Tribune

The Man They Call Ass

Réflexions et digressions autour de la musique.


Avec ce texte, le premier d’un rendez-vous qui se veut mensuel, Citizen Jazz ouvre ses colonnes au guitariste Hasse Poulsen, un musicien affranchi des barrières stylistiques et libre penseur du jazz. Ses « réflexions et digressions » auront de multiples horizons : la composition, l’improvisation, les relations entre musiciens, les programmateurs et le public… La liste est riche de questions, le Danois proposera quelques réponses.

Épisode 1 : Est-ce que c’est du jazz ?

Depuis le jour où j’ai commencé à enregistrer des disques et à faire des concerts – c’était il y a plus de trente ans – on m’a souvent posé la question : « Est-ce que c’est bien du jazz ? ». Ça m’est arrivé tout récemment encore et cette fois, je suis vraiment surpris. Sur son blog Notes de Jazz, Michel Arcens pose la question à la faveur d’une chronique de mon nouveau disque Dream A World. Ce qui a suscité son interrogation tient au fait que Thomas Fryland et moi jouons des chansons populaires écrites par Bob Dylan, Leonard Cohen, Sergio Ortega, mais aussi Beethoven et plein d’autres. Elles sont identifiées comme du rock, de la musique latine ou classique, du songwriting. Arcens se penche sur la question des origines du jazz et, à mon grand soulagement, parvient une conclusion que je partage : « C’est un esprit, plutôt qu’une manière... » et Dream A World est sans aucun doute pour lui un disque du jazz.

Hasse Poulsen © Gérard Boisnel

Je suis étonné que Dream A World ait pu engendrer une telle question, car c’est selon moi le disque le plus jazz que j’aie jamais enregistré. En réalité, il est tellement jazz que j’ai même eu peur d’être mal vu par mes copains du milieu du jazz contemporain et des musiques improvisées. Il y a des années – à l’époque où le trio avec Lotte Anker et Peter Friis Nielsen faisait des concerts avec Peter Brötzmann, Erik Balke, Arve Henriksen et bien d’autres encore – on nous posait souvent cette question. Comment était-il possible d’utiliser le mot jazz pour un tel ramassis de bruits sans tempo, harmonies ou mélodies ? Peut-on appeler jazz l’improvisation non idiomatique de Derek Bailey ? La question resurgit aussi chaque fois qu’un musicien issu du monde du jazz est tenté d’écrire pour un ensemble classique, parvenant même parfois à quelque chose qui ressemble à de la musique classique. On a contourné cette question en inventant il y a un demi-siècle, à l’instigation de Gunther Schuller, l’expression « Third Stream ».

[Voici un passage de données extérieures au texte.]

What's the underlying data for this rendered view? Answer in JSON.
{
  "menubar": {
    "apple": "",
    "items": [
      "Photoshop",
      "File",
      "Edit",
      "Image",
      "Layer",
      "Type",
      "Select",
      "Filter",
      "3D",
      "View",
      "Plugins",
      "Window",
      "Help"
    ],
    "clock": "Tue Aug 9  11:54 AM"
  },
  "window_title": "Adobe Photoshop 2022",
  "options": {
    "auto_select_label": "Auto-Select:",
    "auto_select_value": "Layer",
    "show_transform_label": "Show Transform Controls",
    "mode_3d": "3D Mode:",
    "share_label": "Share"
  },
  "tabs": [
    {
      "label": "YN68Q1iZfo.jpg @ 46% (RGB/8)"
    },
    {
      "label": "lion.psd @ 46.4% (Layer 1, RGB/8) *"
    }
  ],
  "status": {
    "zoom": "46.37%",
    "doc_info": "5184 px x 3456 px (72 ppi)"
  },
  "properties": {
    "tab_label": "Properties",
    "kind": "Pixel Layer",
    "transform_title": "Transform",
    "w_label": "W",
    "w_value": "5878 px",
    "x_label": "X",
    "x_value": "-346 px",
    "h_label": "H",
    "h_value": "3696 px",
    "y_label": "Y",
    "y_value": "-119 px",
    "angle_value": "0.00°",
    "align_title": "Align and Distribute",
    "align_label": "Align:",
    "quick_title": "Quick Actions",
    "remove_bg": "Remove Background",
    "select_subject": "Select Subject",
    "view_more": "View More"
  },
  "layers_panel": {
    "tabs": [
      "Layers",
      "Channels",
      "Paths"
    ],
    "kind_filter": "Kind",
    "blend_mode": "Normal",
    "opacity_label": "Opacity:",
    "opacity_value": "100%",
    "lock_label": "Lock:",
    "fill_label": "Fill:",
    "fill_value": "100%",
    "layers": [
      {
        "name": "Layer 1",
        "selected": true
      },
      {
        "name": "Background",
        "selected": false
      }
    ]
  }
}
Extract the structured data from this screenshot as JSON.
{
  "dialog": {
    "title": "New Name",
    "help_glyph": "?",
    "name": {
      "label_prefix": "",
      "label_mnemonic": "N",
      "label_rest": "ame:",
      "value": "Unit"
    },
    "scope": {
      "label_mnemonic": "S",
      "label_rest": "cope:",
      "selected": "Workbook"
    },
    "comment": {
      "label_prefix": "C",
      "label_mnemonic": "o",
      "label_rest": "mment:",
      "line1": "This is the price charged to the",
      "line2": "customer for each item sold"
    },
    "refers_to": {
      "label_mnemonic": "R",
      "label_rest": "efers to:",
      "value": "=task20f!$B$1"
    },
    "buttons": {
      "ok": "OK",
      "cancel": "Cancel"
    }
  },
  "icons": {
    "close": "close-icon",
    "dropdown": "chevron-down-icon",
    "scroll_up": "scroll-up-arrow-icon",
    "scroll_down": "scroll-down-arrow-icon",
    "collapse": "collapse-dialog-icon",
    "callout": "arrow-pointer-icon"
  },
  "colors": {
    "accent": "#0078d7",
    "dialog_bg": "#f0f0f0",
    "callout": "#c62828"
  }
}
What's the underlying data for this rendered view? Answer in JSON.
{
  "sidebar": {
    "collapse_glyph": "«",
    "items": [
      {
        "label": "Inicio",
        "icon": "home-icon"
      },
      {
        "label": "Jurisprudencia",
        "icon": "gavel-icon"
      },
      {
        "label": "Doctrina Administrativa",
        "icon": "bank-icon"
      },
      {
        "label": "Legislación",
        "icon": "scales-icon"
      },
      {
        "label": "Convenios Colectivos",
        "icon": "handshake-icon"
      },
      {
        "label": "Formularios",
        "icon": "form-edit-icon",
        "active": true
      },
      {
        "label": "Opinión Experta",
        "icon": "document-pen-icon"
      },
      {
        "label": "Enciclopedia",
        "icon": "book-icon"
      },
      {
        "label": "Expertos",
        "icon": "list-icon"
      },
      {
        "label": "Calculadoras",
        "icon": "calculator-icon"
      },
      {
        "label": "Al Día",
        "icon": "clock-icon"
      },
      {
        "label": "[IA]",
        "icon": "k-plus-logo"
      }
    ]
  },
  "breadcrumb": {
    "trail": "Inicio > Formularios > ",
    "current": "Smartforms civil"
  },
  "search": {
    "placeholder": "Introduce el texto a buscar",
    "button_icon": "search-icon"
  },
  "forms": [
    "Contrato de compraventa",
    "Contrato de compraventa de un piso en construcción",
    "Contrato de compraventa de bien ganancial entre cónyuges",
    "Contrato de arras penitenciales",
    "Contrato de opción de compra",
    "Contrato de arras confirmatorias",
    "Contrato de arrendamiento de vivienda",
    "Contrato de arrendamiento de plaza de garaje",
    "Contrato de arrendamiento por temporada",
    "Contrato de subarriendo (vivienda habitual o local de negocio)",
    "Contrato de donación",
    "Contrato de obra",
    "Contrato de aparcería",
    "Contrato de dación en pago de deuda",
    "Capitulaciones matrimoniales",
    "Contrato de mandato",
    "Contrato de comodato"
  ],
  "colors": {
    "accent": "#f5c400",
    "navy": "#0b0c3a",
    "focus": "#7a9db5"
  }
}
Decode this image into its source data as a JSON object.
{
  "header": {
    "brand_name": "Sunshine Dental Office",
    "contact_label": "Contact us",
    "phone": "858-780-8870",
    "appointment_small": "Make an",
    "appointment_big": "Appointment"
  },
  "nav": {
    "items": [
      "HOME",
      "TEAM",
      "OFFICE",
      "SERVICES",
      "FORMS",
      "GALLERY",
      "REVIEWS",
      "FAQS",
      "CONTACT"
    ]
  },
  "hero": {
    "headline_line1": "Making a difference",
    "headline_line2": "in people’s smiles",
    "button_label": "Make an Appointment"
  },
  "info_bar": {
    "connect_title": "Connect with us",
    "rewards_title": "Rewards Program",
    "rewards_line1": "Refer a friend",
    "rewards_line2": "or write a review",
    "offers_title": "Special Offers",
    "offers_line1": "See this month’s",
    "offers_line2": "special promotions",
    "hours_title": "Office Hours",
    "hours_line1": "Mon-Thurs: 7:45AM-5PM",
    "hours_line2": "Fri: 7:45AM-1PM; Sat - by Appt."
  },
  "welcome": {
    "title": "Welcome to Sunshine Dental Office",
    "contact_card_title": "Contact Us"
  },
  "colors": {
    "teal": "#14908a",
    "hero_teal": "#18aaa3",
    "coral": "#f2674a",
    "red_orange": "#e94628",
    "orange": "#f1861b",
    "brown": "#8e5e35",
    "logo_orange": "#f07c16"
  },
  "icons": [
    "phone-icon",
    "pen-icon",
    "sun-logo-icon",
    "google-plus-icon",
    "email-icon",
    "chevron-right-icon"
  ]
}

Au début des années 90, le quatuor Kontra a joué au défunt festival Lerchenborg Musikdage une œuvre de ma plume. Après ce concert, un compositeur de mon âge, Karsten Fundal, m’a dit que je pourrais trouver une bonne voie pour ma carrière, entre improvisation et nouvelle musique. Ses remarques m’avaient tellement énervé que j’ai tourné le dos au monde de la musique composée. Comment osent-ils ? D’où vient cette idée de petits musico-écrivains selon lesquels certaines formes de musique seraient plus vraies que d’autres ? Pensent-ils sérieusement que des gens comme moi doivent être circonscrits à une antichambre de la vraie musique ? Chaque fois qu’un musicien de jazz essaie de s’attaquer à un autre style de musique : rap, heavy, musique traditionnelle, afro, salsa... la question revient, encore et encore. En réalité, il avait raison : j’ai passé ma vie à essayer de mélanger l’esprit jazz avec toutes sortes de traditions et de styles, mais ceci est ma propre histoire, qui n’a pas sa place ici.

Donc le jazz, qu’est-ce que c’est ?

J’appelle toujours ma musique du jazz. Toujours. C’est parce que je suis amoureux des musiciens de l’histoire du jazz. J’adore les mythes autour du jazz. Le jazz est la musique de l’artiste obstiné et je me reconnais dans la fierté et la pureté de ces histoires d’artistes mal compris, dans les luttes pour être entendus et pour survivre. C’est très romantique. Car selon moi, le jazz est très romantique. Ça peut être un romantisme façon « pull, bière et barbe blanche » dans un petit bar, aussi bien que celui d’une scène beaucoup trop grande dans un pays lointain. Ça peut même être la répartie cool qui la convainc de me suivre chez moi !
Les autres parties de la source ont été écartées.